1751. Предуведомление от трудившегося в переводе.— Барклай. Аргенида, т. I, стр. LVLX1I.

ПОЭМА

Что ж до меня, французскую Боало-Депреову ‘Науку’, как большей части читателей известнейшую, составил и я нашими стихами, а для показания всем, что Боало-Депрео всё на всё взял из Горациевы, не оставил я и сея, и положил ее после, но токмо прозою. Довольно стихов для чтения и в четырех песнях Боаловых: но в различение тоя ж самыя материи, рассудил я, что одно которое-нибудь из сих сочинений лучше представить прозою. Пал жребий судом моим, чтоб Горациевой ‘Эпистоле’ быть свободным, а Боаловой ‘Науке’ заключенным словом и предшествовать. Причина сему не убежание от трудности, коя в обоем случае велика, но токмо мое произволение: могла и Горациева также быть составлена стихами, могли и обе предложиться прозою. Однако мне показалось пристойнее, чтоб одно предызъявляло важность токмо правил в подтверждение их в другом, а сие другое, представляя прежде ту ж самую твердость, услаждало б притом и мерою и рифмою, и чрез то б больше предуготовило разумы к внятию их в последнем: итак, другое сие преимущество присудил я Боало-Депреову сочинению. Сего главные разделы различил я между собою не одними пространнейшими пробелами, но еще и стопою стиха гексаметра:1 ибо, первую песнь воспев иамбическим стихом, вторую пою хореическим, равным образом и третию с четвертою песнию по пременам. Не оставляю вам донесть, благосклонный читатель, и сие, что каждый Боалов стих изображается каждым же моим одним, так что, сколько у Боало во всякой песне и во всех четырех стихов, столько ж и у меня во всем том составе: сие подлинно весьма трудно, но сил человеческих не выше.

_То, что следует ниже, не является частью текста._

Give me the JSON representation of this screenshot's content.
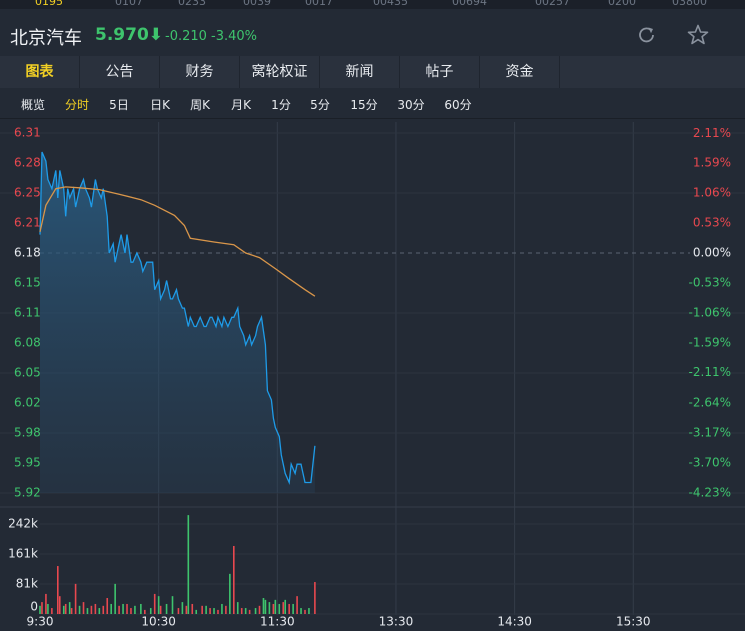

Как то ни есть, токмо признаваю с болезнию сердца, что сие самое донесенное теперь вам, благосклонный читатель, которое казалось бы долженствовавшим приносить мне честь за подъятие труда и за обогащение нашего языка тем, чему у нас давно быть надлежало, и еще при самом начатии словесных красных наук, напротив того, скоряе может обратиться в причину укоризны и похуления. Различных пристрастий языки не преминут, может быть, разглашать следующее: 1) ‘Возможно ль статься, чтоб переводные стихи с стихов могли быть столько ж хороши, сколько подлинные, для того что и прозаический перевод теряет много силы и красоты пред подлинником, не то что стихи? 2) Да как сему пиитическому переводу быть притом и хорошему, потому что трудившийся употребил тут же хореический гексаметр, который токмо нежен, а не один иамбический, кой есть высок и благороден?’

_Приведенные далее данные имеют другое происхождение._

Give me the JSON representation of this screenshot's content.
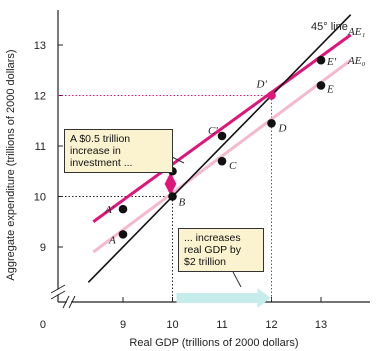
{
  "chart_data": {
    "type": "line",
    "xlabel": "Real GDP (trillions of 2000 dollars)",
    "ylabel": "Aggregate expenditure (trillions of 2000 dollars)",
    "origin_label": "0",
    "xlim": [
      8.3,
      13.7
    ],
    "ylim": [
      8.3,
      13.7
    ],
    "x_ticks": [
      9,
      10,
      11,
      12,
      13
    ],
    "y_ticks": [
      9,
      10,
      11,
      12,
      13
    ],
    "x_tick_labels": [
      "9",
      "10",
      "11",
      "12",
      "13"
    ],
    "y_tick_labels": [
      "9",
      "10",
      "11",
      "12",
      "13"
    ],
    "series": [
      {
        "name": "45° line",
        "color": "#111111",
        "x": [
          8.3,
          13.6
        ],
        "y": [
          8.3,
          13.6
        ]
      },
      {
        "name": "AE₁",
        "color": "#e0157a",
        "x": [
          8.4,
          13.6
        ],
        "y": [
          9.5,
          13.2
        ]
      },
      {
        "name": "AE₀",
        "color": "#f5b8cc",
        "x": [
          8.4,
          13.6
        ],
        "y": [
          8.9,
          12.7
        ]
      }
    ],
    "points": [
      {
        "label": "A",
        "x": 9,
        "y": 9.25
      },
      {
        "label": "B",
        "x": 10,
        "y": 10
      },
      {
        "label": "C",
        "x": 11,
        "y": 10.7
      },
      {
        "label": "D",
        "x": 12,
        "y": 11.45
      },
      {
        "label": "E",
        "x": 13,
        "y": 12.2
      },
      {
        "label": "A'",
        "x": 9,
        "y": 9.75
      },
      {
        "label": "B'",
        "x": 10,
        "y": 10.5
      },
      {
        "label": "C'",
        "x": 11,
        "y": 11.2
      },
      {
        "label": "D'",
        "x": 12,
        "y": 12
      },
      {
        "label": "E'",
        "x": 13,
        "y": 12.7
      }
    ],
    "annotations": [
      {
        "id": "investment",
        "lines": [
          "A $0.5 trillion",
          "increase in",
          "investment ..."
        ]
      },
      {
        "id": "gdp",
        "lines": [
          "... increases",
          "real GDP by",
          "$2 trillion"
        ]
      }
    ],
    "colors": {
      "ae1": "#e0157a",
      "ae0": "#f5b8cc",
      "line45": "#111111",
      "highlight": "#e0157a",
      "arrow": "#c6ecec",
      "note_bg": "#fbf2cf"
    }
  }
}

Весь сей вопль кто услышит издали, тому он может либо послышаться основательным, но приложившего ближе к нему свои слухи едва ль он в состоянии, обольстив, оглушить: он ни пошлыя не имеет твердости. Что ж бы сие вам, благосклонный читатель, изъяснить, то прошу вас не поскучить, читая следующее:
Да твердят стремящиеся, что переводные стихи с стихов не могут быть хорошими: но и да знают, что сие произглашаемое вобще, и без всякого изъятия, есть не весьма столько праведно, сколько думается. Такая неправда изобличается многими образцами…

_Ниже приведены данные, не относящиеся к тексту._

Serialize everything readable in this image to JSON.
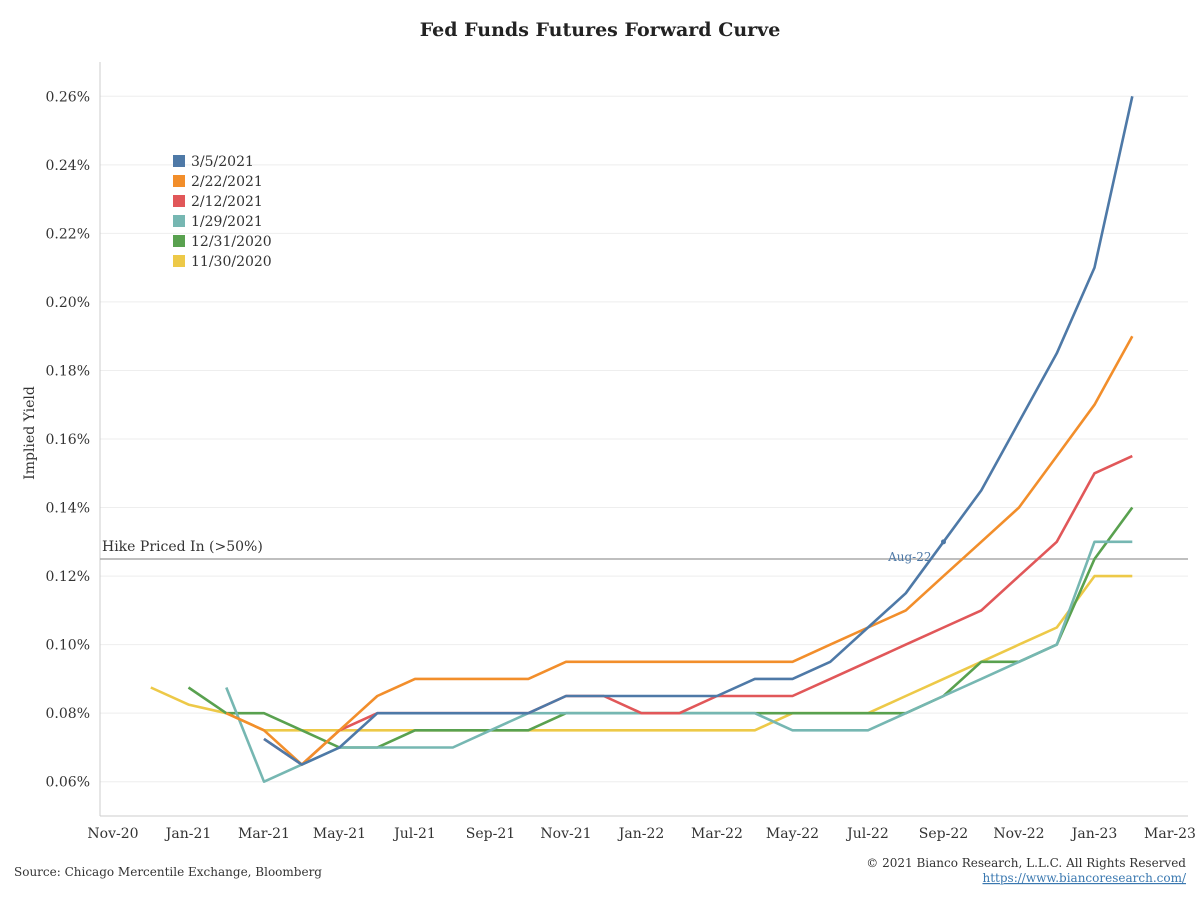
{
  "chart_data": {
    "type": "line",
    "title": "Fed Funds Futures Forward Curve",
    "ylabel": "Implied Yield",
    "xlabel": "",
    "x_ticks": [
      "Nov-20",
      "Jan-21",
      "Mar-21",
      "May-21",
      "Jul-21",
      "Sep-21",
      "Nov-21",
      "Jan-22",
      "Mar-22",
      "May-22",
      "Jul-22",
      "Sep-22",
      "Nov-22",
      "Jan-23",
      "Mar-23"
    ],
    "y_ticks": [
      "0.06%",
      "0.08%",
      "0.10%",
      "0.12%",
      "0.14%",
      "0.16%",
      "0.18%",
      "0.20%",
      "0.22%",
      "0.24%",
      "0.26%"
    ],
    "ylim": [
      0.05,
      0.27
    ],
    "grid": "horizontal",
    "legend_position": "top-left",
    "reference_line": {
      "label": "Hike Priced In (>50%)",
      "value": 0.125,
      "color": "#aaaaaa"
    },
    "point_annotation": {
      "label": "Aug-22",
      "series": "3/5/2021",
      "x": "Aug-22",
      "y": 0.13
    },
    "series": [
      {
        "name": "3/5/2021",
        "color": "#4e79a7",
        "points": [
          [
            "Mar-21",
            0.0725
          ],
          [
            "Apr-21",
            0.065
          ],
          [
            "May-21",
            0.07
          ],
          [
            "Jun-21",
            0.08
          ],
          [
            "Jul-21",
            0.08
          ],
          [
            "Aug-21",
            0.08
          ],
          [
            "Sep-21",
            0.08
          ],
          [
            "Oct-21",
            0.08
          ],
          [
            "Nov-21",
            0.085
          ],
          [
            "Dec-21",
            0.085
          ],
          [
            "Jan-22",
            0.085
          ],
          [
            "Feb-22",
            0.085
          ],
          [
            "Mar-22",
            0.085
          ],
          [
            "Apr-22",
            0.09
          ],
          [
            "May-22",
            0.09
          ],
          [
            "Jun-22",
            0.095
          ],
          [
            "Jul-22",
            0.105
          ],
          [
            "Aug-22",
            0.115
          ],
          [
            "Sep-22",
            0.13
          ],
          [
            "Oct-22",
            0.145
          ],
          [
            "Nov-22",
            0.165
          ],
          [
            "Dec-22",
            0.185
          ],
          [
            "Jan-23",
            0.21
          ],
          [
            "Feb-23",
            0.26
          ]
        ]
      },
      {
        "name": "2/22/2021",
        "color": "#f28e2b",
        "points": [
          [
            "Feb-21",
            0.08
          ],
          [
            "Mar-21",
            0.075
          ],
          [
            "Apr-21",
            0.065
          ],
          [
            "May-21",
            0.075
          ],
          [
            "Jun-21",
            0.085
          ],
          [
            "Jul-21",
            0.09
          ],
          [
            "Aug-21",
            0.09
          ],
          [
            "Sep-21",
            0.09
          ],
          [
            "Oct-21",
            0.09
          ],
          [
            "Nov-21",
            0.095
          ],
          [
            "Dec-21",
            0.095
          ],
          [
            "Jan-22",
            0.095
          ],
          [
            "Feb-22",
            0.095
          ],
          [
            "Mar-22",
            0.095
          ],
          [
            "Apr-22",
            0.095
          ],
          [
            "May-22",
            0.095
          ],
          [
            "Jun-22",
            0.1
          ],
          [
            "Jul-22",
            0.105
          ],
          [
            "Aug-22",
            0.11
          ],
          [
            "Sep-22",
            0.12
          ],
          [
            "Oct-22",
            0.13
          ],
          [
            "Nov-22",
            0.14
          ],
          [
            "Dec-22",
            0.155
          ],
          [
            "Jan-23",
            0.17
          ],
          [
            "Feb-23",
            0.19
          ]
        ]
      },
      {
        "name": "2/12/2021",
        "color": "#e15759",
        "points": [
          [
            "Mar-21",
            0.0725
          ],
          [
            "Apr-21",
            0.065
          ],
          [
            "May-21",
            0.075
          ],
          [
            "Jun-21",
            0.08
          ],
          [
            "Jul-21",
            0.08
          ],
          [
            "Aug-21",
            0.08
          ],
          [
            "Sep-21",
            0.08
          ],
          [
            "Oct-21",
            0.08
          ],
          [
            "Nov-21",
            0.085
          ],
          [
            "Dec-21",
            0.085
          ],
          [
            "Jan-22",
            0.08
          ],
          [
            "Feb-22",
            0.08
          ],
          [
            "Mar-22",
            0.085
          ],
          [
            "Apr-22",
            0.085
          ],
          [
            "May-22",
            0.085
          ],
          [
            "Jun-22",
            0.09
          ],
          [
            "Jul-22",
            0.095
          ],
          [
            "Aug-22",
            0.1
          ],
          [
            "Sep-22",
            0.105
          ],
          [
            "Oct-22",
            0.11
          ],
          [
            "Nov-22",
            0.12
          ],
          [
            "Dec-22",
            0.13
          ],
          [
            "Jan-23",
            0.15
          ],
          [
            "Feb-23",
            0.155
          ]
        ]
      },
      {
        "name": "1/29/2021",
        "color": "#76b7b2",
        "points": [
          [
            "Feb-21",
            0.0875
          ],
          [
            "Mar-21",
            0.06
          ],
          [
            "Apr-21",
            0.065
          ],
          [
            "May-21",
            0.07
          ],
          [
            "Jun-21",
            0.07
          ],
          [
            "Jul-21",
            0.07
          ],
          [
            "Aug-21",
            0.07
          ],
          [
            "Sep-21",
            0.075
          ],
          [
            "Oct-21",
            0.08
          ],
          [
            "Nov-21",
            0.08
          ],
          [
            "Dec-21",
            0.08
          ],
          [
            "Jan-22",
            0.08
          ],
          [
            "Feb-22",
            0.08
          ],
          [
            "Mar-22",
            0.08
          ],
          [
            "Apr-22",
            0.08
          ],
          [
            "May-22",
            0.075
          ],
          [
            "Jun-22",
            0.075
          ],
          [
            "Jul-22",
            0.075
          ],
          [
            "Aug-22",
            0.08
          ],
          [
            "Sep-22",
            0.085
          ],
          [
            "Oct-22",
            0.09
          ],
          [
            "Nov-22",
            0.095
          ],
          [
            "Dec-22",
            0.1
          ],
          [
            "Jan-23",
            0.13
          ],
          [
            "Feb-23",
            0.13
          ]
        ]
      },
      {
        "name": "12/31/2020",
        "color": "#59a14f",
        "points": [
          [
            "Jan-21",
            0.0875
          ],
          [
            "Feb-21",
            0.08
          ],
          [
            "Mar-21",
            0.08
          ],
          [
            "Apr-21",
            0.075
          ],
          [
            "May-21",
            0.07
          ],
          [
            "Jun-21",
            0.07
          ],
          [
            "Jul-21",
            0.075
          ],
          [
            "Aug-21",
            0.075
          ],
          [
            "Sep-21",
            0.075
          ],
          [
            "Oct-21",
            0.075
          ],
          [
            "Nov-21",
            0.08
          ],
          [
            "Dec-21",
            0.08
          ],
          [
            "Jan-22",
            0.08
          ],
          [
            "Feb-22",
            0.08
          ],
          [
            "Mar-22",
            0.08
          ],
          [
            "Apr-22",
            0.08
          ],
          [
            "May-22",
            0.08
          ],
          [
            "Jun-22",
            0.08
          ],
          [
            "Jul-22",
            0.08
          ],
          [
            "Aug-22",
            0.08
          ],
          [
            "Sep-22",
            0.085
          ],
          [
            "Oct-22",
            0.095
          ],
          [
            "Nov-22",
            0.095
          ],
          [
            "Dec-22",
            0.1
          ],
          [
            "Jan-23",
            0.125
          ],
          [
            "Feb-23",
            0.14
          ]
        ]
      },
      {
        "name": "11/30/2020",
        "color": "#edc948",
        "points": [
          [
            "Dec-20",
            0.0875
          ],
          [
            "Jan-21",
            0.0825
          ],
          [
            "Feb-21",
            0.08
          ],
          [
            "Mar-21",
            0.075
          ],
          [
            "Apr-21",
            0.075
          ],
          [
            "May-21",
            0.075
          ],
          [
            "Jun-21",
            0.075
          ],
          [
            "Jul-21",
            0.075
          ],
          [
            "Aug-21",
            0.075
          ],
          [
            "Sep-21",
            0.075
          ],
          [
            "Oct-21",
            0.075
          ],
          [
            "Nov-21",
            0.075
          ],
          [
            "Dec-21",
            0.075
          ],
          [
            "Jan-22",
            0.075
          ],
          [
            "Feb-22",
            0.075
          ],
          [
            "Mar-22",
            0.075
          ],
          [
            "Apr-22",
            0.075
          ],
          [
            "May-22",
            0.08
          ],
          [
            "Jun-22",
            0.08
          ],
          [
            "Jul-22",
            0.08
          ],
          [
            "Aug-22",
            0.085
          ],
          [
            "Sep-22",
            0.09
          ],
          [
            "Oct-22",
            0.095
          ],
          [
            "Nov-22",
            0.1
          ],
          [
            "Dec-22",
            0.105
          ],
          [
            "Jan-23",
            0.12
          ],
          [
            "Feb-23",
            0.12
          ]
        ]
      }
    ]
  },
  "footer": {
    "source": "Source: Chicago Mercentile Exchange, Bloomberg",
    "copyright": "© 2021 Bianco Research, L.L.C. All Rights Reserved",
    "url": "https://www.biancoresearch.com/"
  }
}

О прозаическом переводе с прозы я уже и упоминать боюсь: задавит меня неисчетный полк достойных и великих переводчиков, теснясь предстать ко мне, как хотящему их по именам перекликать… Тмы находятся переводчиков прозаических с прозы самых добрых, исправных, и таких, которых перевод не токмо не теряет ничего силы и красоты пред подлинником, но еще иногда несколько их подлиннику придает, а иногда и равняется с высотою оного, и что довод от меньшего, как называют, к большему (то есть понеже перевод прозы много бывает ниже подлинника, то кольми паче перевод с стихов стихами ж) есть не весьма основателен, чтоб не сказать больше и справедливее.
Я за потребно рассуждаю предложить здесь теперь главнейшие критерии, то есть неложные знаки доброго перевода стихами с стихов. И во-первых, надобно, чтоб переводчик изобразил весь разум, содержащийся в каждом стихе, чтоб не опустил силы, находящияся в каждом же, чтоб то ж самое дал движение переводному своему, какое и в подлинном, чтоб сочинил оный в подобной же ясности и способности, чтоб слова были свойственны мыслям, чтоб они не были барбарисмом опорочены, чтоб грамматическое сочинение было исправное, без солецисмов {<Ошибка в синтаксисе (греч.).>}, и как между идеями, так и между словами без прекословии, чтоб, наконец, состав стиха во всем был правилен, так называемых затычек или пустых бы добавок не было, гладкость бы везде была, вольностей бы мало было, ежели невозможно без них обойтись, и сколько возможно чаще б богатая рифма звенела полубогатыя, без наималейшего повреждения смыслу, и ежели находятся еще какие поспешествующие доброте перевода. Впрочем, к сему не всеконечно требуется, чтоб в переводе быть тем же самым словам и стольким же: сие многократно и почти всегда есть выше человеческих сил: но чтоб были токмо равномерные, и, конечно, с теми точно самыми идеями.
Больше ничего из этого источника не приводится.